Finance et production
Aujourd’hui, les grands capitaux se déplacent d’une activité spéculative à une autre, grâce à une dérégulation qui nourrit les bulles de liquidités. La gestion des entreprises au service des actionnaires renforce également les déséquilibres du crédit, l’instabilité des taux de change et la volatilité boursière. Ce processus aggrave les tensions qui naissent de l’effet de levier, des produits dérivés et des nouveaux instruments de titrisation. Il est clair que le néolibéralisme a ouvert les vannes pour une énorme débauche de spéculation.
Marx a montré, il y a déjà 150 ans, que ces paris fous sont caractéristiques du capitalisme. La spéculation n’est pas un aléa mais une activité constitutive du système. Elle a acquis une dimension considérable durant les trois dernières décennies, mais elle n’est pas une spécificité du modèle néolibéral. Cette précision permet de décrypter les relations entre déséquilibres financiers et productifs que Le Capital avait déjà mis en évidence.
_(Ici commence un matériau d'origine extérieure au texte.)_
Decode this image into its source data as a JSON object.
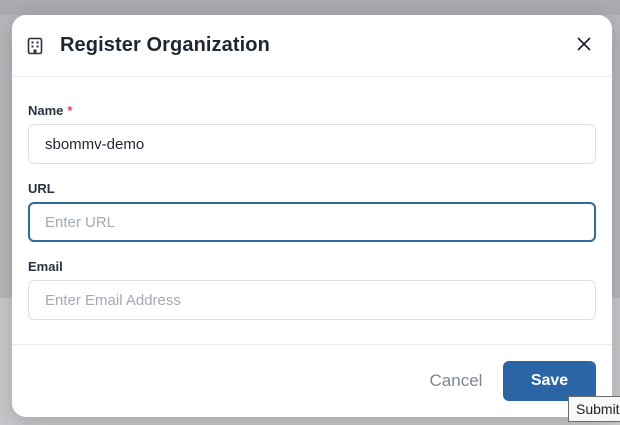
{
  "dialog": {
    "title": "Register Organization",
    "icon": "building-icon",
    "close_icon": "close-icon"
  },
  "form": {
    "name": {
      "label": "Name",
      "required_marker": "*",
      "value": "sbommv-demo"
    },
    "url": {
      "label": "URL",
      "placeholder": "Enter URL",
      "value": ""
    },
    "email": {
      "label": "Email",
      "placeholder": "Enter Email Address",
      "value": ""
    }
  },
  "footer": {
    "cancel_label": "Cancel",
    "save_label": "Save"
  },
  "tooltip": {
    "text": "Submit"
  },
  "colors": {
    "primary": "#2b65a6",
    "focus_border": "#2f6b9a",
    "required": "#e0474c"
  }
}
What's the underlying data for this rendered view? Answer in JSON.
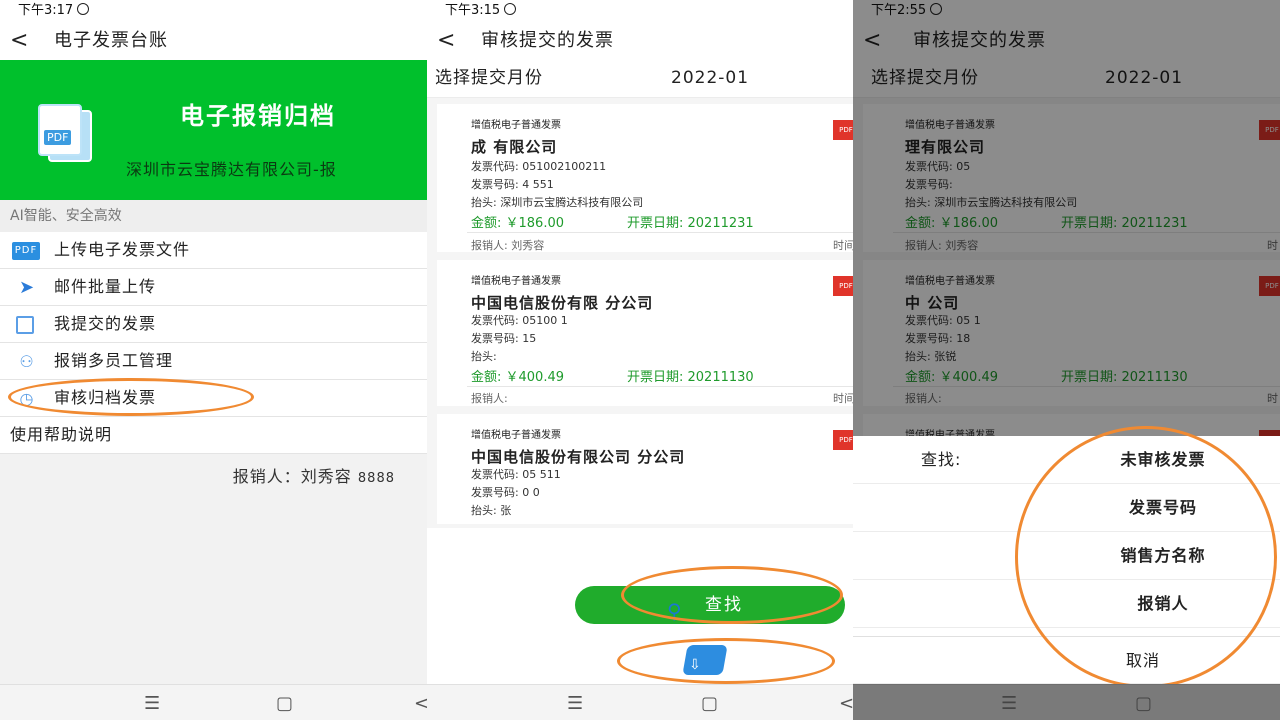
{
  "panel1": {
    "status_time": "下午3:17",
    "title": "电子发票台账",
    "banner_icon_label": "PDF",
    "banner_title": "电子报销归档",
    "banner_company": "深圳市云宝腾达有限公司-报",
    "subtitle": "AI智能、安全高效",
    "menu": [
      {
        "label": "上传电子发票文件",
        "icon": "pdf-icon",
        "icon_text": "PDF"
      },
      {
        "label": "邮件批量上传",
        "icon": "send-icon"
      },
      {
        "label": "我提交的发票",
        "icon": "document-icon"
      },
      {
        "label": "报销多员工管理",
        "icon": "users-icon"
      },
      {
        "label": "审核归档发票",
        "icon": "audit-icon"
      },
      {
        "label": "使用帮助说明"
      }
    ],
    "reporter_label": "报销人：",
    "reporter_name": "刘秀容",
    "reporter_id": "8888"
  },
  "panel2": {
    "status_time": "下午3:15",
    "title": "审核提交的发票",
    "month_label": "选择提交月份",
    "month_value": "2022-01",
    "cards": [
      {
        "tag": "增值税电子普通发票",
        "pdf": "PDF",
        "name": "成                    有限公司",
        "code": "发票代码: 051002100211",
        "number": "发票号码: 4        551",
        "header": "抬头: 深圳市云宝腾达科技有限公司",
        "amount": "金额: ￥186.00",
        "date": "开票日期: 20211231",
        "reporter": "报销人: 刘秀容",
        "time": "时间"
      },
      {
        "tag": "增值税电子普通发票",
        "pdf": "PDF",
        "name": "中国电信股份有限         分公司",
        "code": "发票代码: 05100        1",
        "number": "发票号码: 15",
        "header": "抬头:",
        "amount": "金额: ￥400.49",
        "date": "开票日期: 20211130",
        "reporter": "报销人:",
        "time": "时间"
      },
      {
        "tag": "增值税电子普通发票",
        "pdf": "PDF",
        "name": "中国电信股份有限公司         分公司",
        "code": "发票代码: 05        511",
        "number": "发票号码: 0        0",
        "header": "抬头: 张"
      }
    ],
    "search_label": "查找"
  },
  "panel3": {
    "status_time": "下午2:55",
    "title": "审核提交的发票",
    "month_label": "选择提交月份",
    "month_value": "2022-01",
    "cards": [
      {
        "tag": "增值税电子普通发票",
        "pdf": "PDF",
        "name": "       理有限公司",
        "code": "发票代码: 05",
        "number": "发票号码:",
        "header": "抬头: 深圳市云宝腾达科技有限公司",
        "amount": "金额: ￥186.00",
        "date": "开票日期: 20211231",
        "reporter": "报销人: 刘秀容",
        "time": "时"
      },
      {
        "tag": "增值税电子普通发票",
        "pdf": "PDF",
        "name": "中                          公司",
        "code": "发票代码: 05       1",
        "number": "发票号码: 18",
        "header": "抬头: 张锐",
        "amount": "金额: ￥400.49",
        "date": "开票日期: 20211130",
        "reporter": "报销人:",
        "time": "时"
      },
      {
        "tag": "增值税电子普通发票",
        "pdf": "PDF"
      }
    ],
    "sheet": {
      "find_label": "查找:",
      "options": [
        "未审核发票",
        "发票号码",
        "销售方名称",
        "报销人"
      ],
      "cancel": "取消"
    }
  },
  "colors": {
    "brand_green": "#00c02c",
    "amount_green": "#1f9b2c",
    "highlight_orange": "#f08a32",
    "pdf_red": "#e0342a"
  }
}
Marx a décrit les tensions propres à la sphère financière, mais il a souligné qu’elles dérivent en fin de compte des changements qui s’opèrent dans la sphère productive.
On peut ensuite remarquer que l’hégémonie actuelle de la finance n’est qu’un aspect des mutations en cours et non pas une donnée structurelle du capitalisme contemporain. La classe dominante utilise l’arme de la finance pour rétablir le taux de profit. La mondialisation financière est ainsi étroitement liée au développement de l’internationalisation productive. Le très grand nombre de titres en circulation est la condition d’une gestion des risques toujours plus sophistiquée. La financiarisation permet ainsi d’organiser à l’échelle du monde des activités productives ou commerciales soumises aux fluctuations erratiques des marchés. L’expansion du capital fictif fait aussi partie des conditions de fonctionnement de ce modèle en épousant au plus près les mouvements du capital-argent. Elle permet en outre d’accompagner les échanges de biens intermédiaires.
Toutes ces connexions expliquent la persistance de la mondialisation financière après la crise de 2007-2008. Les capitaux continuent à circuler librement d’un pays à l’autre car ils servent de lubrifiant au fonctionnement des multinationales capitalistes. Toutes les tentatives de réintroduire des contrôles sur les banques ont échoué en raison de la résistance de la finance. Ce pouvoir de veto illustre bien l’imbrication du monde de la finance et de la sphère productive: ce sont les deux facettes d’un même processus d’internationalisation.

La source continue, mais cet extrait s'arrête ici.